I mention this because while I sat in the gallery yesterday, a question, not an original one by any means, came to me: what is the difference between music and painting? Both are art forms. Both with artists engaged intimately. Both requiring tools for the artist. Both appealing to a desire (or need, even if undiscovered) to see or hear the world in a new way, a way not possible in the everyday. Both requiring some seriousness in the listener or the viewer, some attention to the work, some willingness to be vulnerable. Both chamber music and abstract art with long histories.

Still 600

Yet the differences were stark. The music floated through the galleries, taking up aural space everywhere, yet visible nowhere except Gallery 5 and even there only the artists and their tools could be seen: cello, violins, viola. One of the wonders of music is that we can see the musicians at work, bow in hand, reed wet, embouchure quivering yet we cannot see what they make. So music is invisible and painting very, necessarily visible.

Also, music is ephemeral. A painting, with appropriate conservation, can last centuries, even millennia. Once a note, a run from the quartet was heard, it died away and others filled in behind it, the linear drive of the music creating a certain expectation, a sense of beginning, middle and end. Still painted this canvas in 1972. With the exception of some possible changes to the linen and the paint-and I don’t know if there have been any-this work looks now like it did when he laid down his brush. So a painting is in that sense static.

That static nature of a painting is, in fact, a part of its meaning. We have confidence that we stand before what the artist intended; so a painting provides a moment, unmediated by others, when we as viewers can connect personally with the expressive power of a person often long dead, think Fra Angelico or Rembrandt or Poussin. Still died in the early 1970’s.

Music, in contrast, requires mediation, at least in chamber music. We hear, usually, not one artist, but many interpreting through their instruments the musical idea of a composer no longer able to comment on his or her intention. And we hear that interpretation, in the instance of live music, only once.

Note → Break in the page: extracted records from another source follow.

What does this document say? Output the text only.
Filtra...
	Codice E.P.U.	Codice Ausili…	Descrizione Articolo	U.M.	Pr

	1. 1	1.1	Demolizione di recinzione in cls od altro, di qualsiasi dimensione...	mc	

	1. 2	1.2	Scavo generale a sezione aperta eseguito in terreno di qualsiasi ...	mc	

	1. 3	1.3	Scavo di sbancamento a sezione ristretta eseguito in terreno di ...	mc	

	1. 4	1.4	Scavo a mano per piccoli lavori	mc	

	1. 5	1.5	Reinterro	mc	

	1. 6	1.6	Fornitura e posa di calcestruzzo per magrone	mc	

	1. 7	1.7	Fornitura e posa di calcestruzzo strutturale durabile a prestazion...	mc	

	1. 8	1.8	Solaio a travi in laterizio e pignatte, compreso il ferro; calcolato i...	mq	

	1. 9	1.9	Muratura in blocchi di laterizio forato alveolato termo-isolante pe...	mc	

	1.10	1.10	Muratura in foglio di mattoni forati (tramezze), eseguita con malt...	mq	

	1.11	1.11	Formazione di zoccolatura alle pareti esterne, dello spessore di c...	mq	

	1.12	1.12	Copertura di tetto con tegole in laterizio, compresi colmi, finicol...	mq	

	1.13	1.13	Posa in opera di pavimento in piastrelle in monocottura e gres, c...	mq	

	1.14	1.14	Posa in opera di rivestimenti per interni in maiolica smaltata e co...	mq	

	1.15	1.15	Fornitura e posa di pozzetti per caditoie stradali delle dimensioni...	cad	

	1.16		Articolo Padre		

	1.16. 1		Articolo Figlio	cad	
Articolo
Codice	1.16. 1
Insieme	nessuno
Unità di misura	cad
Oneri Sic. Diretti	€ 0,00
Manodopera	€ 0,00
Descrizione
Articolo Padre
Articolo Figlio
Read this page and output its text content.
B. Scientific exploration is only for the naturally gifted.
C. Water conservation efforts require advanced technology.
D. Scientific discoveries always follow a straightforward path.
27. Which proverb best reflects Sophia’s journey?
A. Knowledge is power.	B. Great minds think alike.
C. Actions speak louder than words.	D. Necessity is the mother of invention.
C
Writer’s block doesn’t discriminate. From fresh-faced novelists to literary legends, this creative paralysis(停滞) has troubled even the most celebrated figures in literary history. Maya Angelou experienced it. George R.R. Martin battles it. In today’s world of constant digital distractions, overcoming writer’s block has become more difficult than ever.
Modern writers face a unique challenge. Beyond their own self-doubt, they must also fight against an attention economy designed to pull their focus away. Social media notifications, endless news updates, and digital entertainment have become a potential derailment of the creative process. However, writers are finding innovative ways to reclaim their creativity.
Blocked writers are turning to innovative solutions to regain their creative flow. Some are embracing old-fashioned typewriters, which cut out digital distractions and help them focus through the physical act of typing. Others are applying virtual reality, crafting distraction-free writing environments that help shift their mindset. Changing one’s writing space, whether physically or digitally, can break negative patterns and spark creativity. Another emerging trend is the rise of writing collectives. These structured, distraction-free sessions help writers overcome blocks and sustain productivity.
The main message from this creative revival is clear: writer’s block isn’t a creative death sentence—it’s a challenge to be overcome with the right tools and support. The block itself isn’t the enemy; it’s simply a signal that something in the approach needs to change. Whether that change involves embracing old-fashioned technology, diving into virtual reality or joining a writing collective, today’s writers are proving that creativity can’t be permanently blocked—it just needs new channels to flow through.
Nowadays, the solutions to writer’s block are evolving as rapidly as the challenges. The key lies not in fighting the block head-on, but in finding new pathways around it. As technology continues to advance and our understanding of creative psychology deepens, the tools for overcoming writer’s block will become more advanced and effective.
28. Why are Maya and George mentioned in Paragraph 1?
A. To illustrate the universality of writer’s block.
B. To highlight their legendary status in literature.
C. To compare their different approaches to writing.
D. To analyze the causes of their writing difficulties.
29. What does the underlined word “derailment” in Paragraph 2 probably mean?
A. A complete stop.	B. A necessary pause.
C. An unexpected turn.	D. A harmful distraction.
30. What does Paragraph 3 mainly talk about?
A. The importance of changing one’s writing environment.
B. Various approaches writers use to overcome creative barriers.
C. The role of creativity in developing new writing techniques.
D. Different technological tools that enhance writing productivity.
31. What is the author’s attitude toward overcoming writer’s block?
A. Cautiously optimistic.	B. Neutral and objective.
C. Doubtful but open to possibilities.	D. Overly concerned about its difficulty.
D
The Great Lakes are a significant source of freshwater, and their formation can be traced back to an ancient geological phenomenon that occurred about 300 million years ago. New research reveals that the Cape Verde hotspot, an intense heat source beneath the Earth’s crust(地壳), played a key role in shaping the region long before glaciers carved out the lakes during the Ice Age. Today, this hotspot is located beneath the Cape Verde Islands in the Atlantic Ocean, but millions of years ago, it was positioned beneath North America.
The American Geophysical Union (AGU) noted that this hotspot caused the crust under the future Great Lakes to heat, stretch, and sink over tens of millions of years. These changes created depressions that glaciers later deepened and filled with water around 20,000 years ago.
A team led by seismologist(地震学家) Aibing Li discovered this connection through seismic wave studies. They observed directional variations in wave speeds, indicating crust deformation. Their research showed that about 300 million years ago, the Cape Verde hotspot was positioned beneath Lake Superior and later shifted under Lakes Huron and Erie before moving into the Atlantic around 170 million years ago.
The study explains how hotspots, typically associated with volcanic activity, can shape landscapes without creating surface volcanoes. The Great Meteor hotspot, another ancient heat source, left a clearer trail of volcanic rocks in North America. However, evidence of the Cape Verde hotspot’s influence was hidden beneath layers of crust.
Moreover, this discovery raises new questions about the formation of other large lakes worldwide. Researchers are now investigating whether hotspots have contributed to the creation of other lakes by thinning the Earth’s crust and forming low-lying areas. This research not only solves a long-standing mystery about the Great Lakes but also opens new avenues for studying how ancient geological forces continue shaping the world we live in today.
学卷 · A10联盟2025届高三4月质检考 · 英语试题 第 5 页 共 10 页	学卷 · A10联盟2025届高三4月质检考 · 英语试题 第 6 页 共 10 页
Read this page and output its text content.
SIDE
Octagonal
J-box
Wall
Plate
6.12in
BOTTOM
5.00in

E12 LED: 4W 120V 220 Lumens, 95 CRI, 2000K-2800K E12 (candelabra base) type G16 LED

But, and here was an idea that was new to me, I might leave a concert whistling a melody or a particular portion of a composition. I might remember much of it, be able to recall the work as I go on from the concert hall. But, in the instance of abstract art, it is very difficult to recall what I’ve seen. The lack of representation of things familiar leaves my mind adrift when it comes to recall. This may, of course, be just me, but I imagine not.

So in this aspect, interestingly, the abstract painting becomes ephemeral, seen, then not recalled or recalled poorly, while a symphony or a concerto or a smaller chamber piece might remain, at least in part, accessible long after being heard.

In this case the apparent distinctive elements of stability and ephemerality are reversed, music being memorable, no longer ephemeral, and painting being unstable, as impermanent as the music I listened to yesterday in the gallery.